The key to making a multi-family transaction work is to recognize that it is “you” who is in control, not the private lender, and if you have a partnership to structure the transaction so that you exert all control over operating decisions, not the investor.

You can structure the deal as a limited partnership, where the investors are limited partners with ownership, but no operational control. Or, you can structure the deal in an Limited Liability Company where the property is the single asset owned by the LLC. In this case the investors can wither own a small non-controlling portion of the stock, or you can give them a lien against some of your stock to secure a Promissory Note. There are many possibilities.

Your overall play when taking on investors and/or bank financing is to buy the property, improve the property and thereby raise the value, and then refinance the property, at which time you pay off the acquisition lender and private lenders/investors/partners.

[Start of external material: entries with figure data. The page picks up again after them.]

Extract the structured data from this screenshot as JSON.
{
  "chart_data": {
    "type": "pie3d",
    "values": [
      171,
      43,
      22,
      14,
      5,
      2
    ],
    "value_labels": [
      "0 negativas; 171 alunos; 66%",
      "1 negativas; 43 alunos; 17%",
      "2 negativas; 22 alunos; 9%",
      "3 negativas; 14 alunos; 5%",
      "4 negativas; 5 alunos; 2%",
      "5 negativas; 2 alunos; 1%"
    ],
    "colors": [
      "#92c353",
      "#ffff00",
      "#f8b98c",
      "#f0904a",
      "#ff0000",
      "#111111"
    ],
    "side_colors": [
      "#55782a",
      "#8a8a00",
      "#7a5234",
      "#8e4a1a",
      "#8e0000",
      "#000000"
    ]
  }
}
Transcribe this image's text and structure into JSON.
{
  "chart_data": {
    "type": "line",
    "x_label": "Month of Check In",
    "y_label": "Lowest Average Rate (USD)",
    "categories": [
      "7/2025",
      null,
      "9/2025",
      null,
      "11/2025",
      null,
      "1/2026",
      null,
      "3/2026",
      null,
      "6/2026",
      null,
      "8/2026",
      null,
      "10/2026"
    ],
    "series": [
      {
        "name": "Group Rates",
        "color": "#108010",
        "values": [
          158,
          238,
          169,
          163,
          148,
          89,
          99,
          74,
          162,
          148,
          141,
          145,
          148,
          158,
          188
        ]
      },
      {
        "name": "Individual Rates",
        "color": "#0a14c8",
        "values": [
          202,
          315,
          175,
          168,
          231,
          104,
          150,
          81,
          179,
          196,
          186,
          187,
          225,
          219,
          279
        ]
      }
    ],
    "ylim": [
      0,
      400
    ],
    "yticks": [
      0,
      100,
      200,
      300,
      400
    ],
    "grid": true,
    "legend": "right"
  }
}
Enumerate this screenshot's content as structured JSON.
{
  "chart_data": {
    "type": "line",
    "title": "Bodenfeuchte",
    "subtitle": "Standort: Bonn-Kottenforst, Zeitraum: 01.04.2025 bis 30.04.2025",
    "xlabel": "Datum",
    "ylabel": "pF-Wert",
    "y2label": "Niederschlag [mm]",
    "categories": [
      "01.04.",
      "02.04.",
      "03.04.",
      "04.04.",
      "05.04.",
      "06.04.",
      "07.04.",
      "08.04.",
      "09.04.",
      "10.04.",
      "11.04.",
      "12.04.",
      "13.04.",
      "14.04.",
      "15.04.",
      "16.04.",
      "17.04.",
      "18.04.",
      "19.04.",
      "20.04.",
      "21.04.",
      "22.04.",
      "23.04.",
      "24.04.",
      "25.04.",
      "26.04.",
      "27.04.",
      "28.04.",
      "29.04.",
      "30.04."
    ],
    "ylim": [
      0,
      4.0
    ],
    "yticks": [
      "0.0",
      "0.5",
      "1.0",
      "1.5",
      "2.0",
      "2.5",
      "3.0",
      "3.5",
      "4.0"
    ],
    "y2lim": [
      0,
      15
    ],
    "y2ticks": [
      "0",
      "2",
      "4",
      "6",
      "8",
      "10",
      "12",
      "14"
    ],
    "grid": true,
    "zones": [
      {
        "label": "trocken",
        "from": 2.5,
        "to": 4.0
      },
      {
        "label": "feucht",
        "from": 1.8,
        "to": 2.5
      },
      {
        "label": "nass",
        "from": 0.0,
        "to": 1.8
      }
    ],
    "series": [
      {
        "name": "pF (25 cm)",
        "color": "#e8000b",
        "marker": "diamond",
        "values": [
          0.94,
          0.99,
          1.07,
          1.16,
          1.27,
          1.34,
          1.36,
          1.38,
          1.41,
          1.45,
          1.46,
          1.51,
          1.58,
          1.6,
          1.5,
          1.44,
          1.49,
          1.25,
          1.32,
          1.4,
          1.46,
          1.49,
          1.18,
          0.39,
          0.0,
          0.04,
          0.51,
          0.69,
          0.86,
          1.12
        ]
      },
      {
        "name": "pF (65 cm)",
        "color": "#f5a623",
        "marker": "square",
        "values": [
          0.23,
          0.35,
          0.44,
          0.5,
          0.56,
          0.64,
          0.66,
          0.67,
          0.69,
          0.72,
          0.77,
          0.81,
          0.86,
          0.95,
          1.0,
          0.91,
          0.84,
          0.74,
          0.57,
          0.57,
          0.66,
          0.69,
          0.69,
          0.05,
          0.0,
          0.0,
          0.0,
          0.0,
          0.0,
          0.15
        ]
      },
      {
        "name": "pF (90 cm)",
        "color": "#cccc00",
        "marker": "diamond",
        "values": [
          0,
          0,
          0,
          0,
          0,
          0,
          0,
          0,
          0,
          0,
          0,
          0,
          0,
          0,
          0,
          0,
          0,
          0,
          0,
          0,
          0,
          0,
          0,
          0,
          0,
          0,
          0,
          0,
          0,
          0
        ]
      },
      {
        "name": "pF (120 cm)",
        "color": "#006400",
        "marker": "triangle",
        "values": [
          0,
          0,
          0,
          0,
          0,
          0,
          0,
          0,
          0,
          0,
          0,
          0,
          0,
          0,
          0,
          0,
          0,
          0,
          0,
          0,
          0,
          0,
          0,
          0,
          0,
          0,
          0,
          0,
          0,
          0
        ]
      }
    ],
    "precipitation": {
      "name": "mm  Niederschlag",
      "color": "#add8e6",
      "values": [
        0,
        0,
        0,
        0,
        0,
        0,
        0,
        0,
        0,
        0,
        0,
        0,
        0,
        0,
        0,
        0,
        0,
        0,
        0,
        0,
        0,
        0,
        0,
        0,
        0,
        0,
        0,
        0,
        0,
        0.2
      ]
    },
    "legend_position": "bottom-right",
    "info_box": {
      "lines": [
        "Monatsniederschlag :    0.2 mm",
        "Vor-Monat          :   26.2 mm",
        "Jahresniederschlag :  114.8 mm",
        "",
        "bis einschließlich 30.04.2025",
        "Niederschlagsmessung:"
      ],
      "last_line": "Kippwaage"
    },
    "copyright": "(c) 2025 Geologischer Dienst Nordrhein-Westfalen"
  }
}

When they enter into the transaction with you, they don’t have a position that allows them any decision making power, so they don’t get to decide whether you stay in the deal long term or not. This is your transaction where you are pulling the strings, so it is in fact you who decides whether they stay in the transaction and for how long.

If the deal is an apartment building with value plays, like rehab and quite a few vacancies, it could be two to three years before all of the work is done and all of the vacant units are leased and the property is operating at full occupancy. After this is complete though, you can then focus on refinancing and paying off you lender and investors. After this you own the property 100% and investors and partners have no further involvement.

Investors and money partners are attracted to your deals by the high rates of return you can offer them. Don’t forget though, it is you who is in control. You have the wealth producer, the property. They have the commodity, capital, that needs to grow if it is to be of any use to them.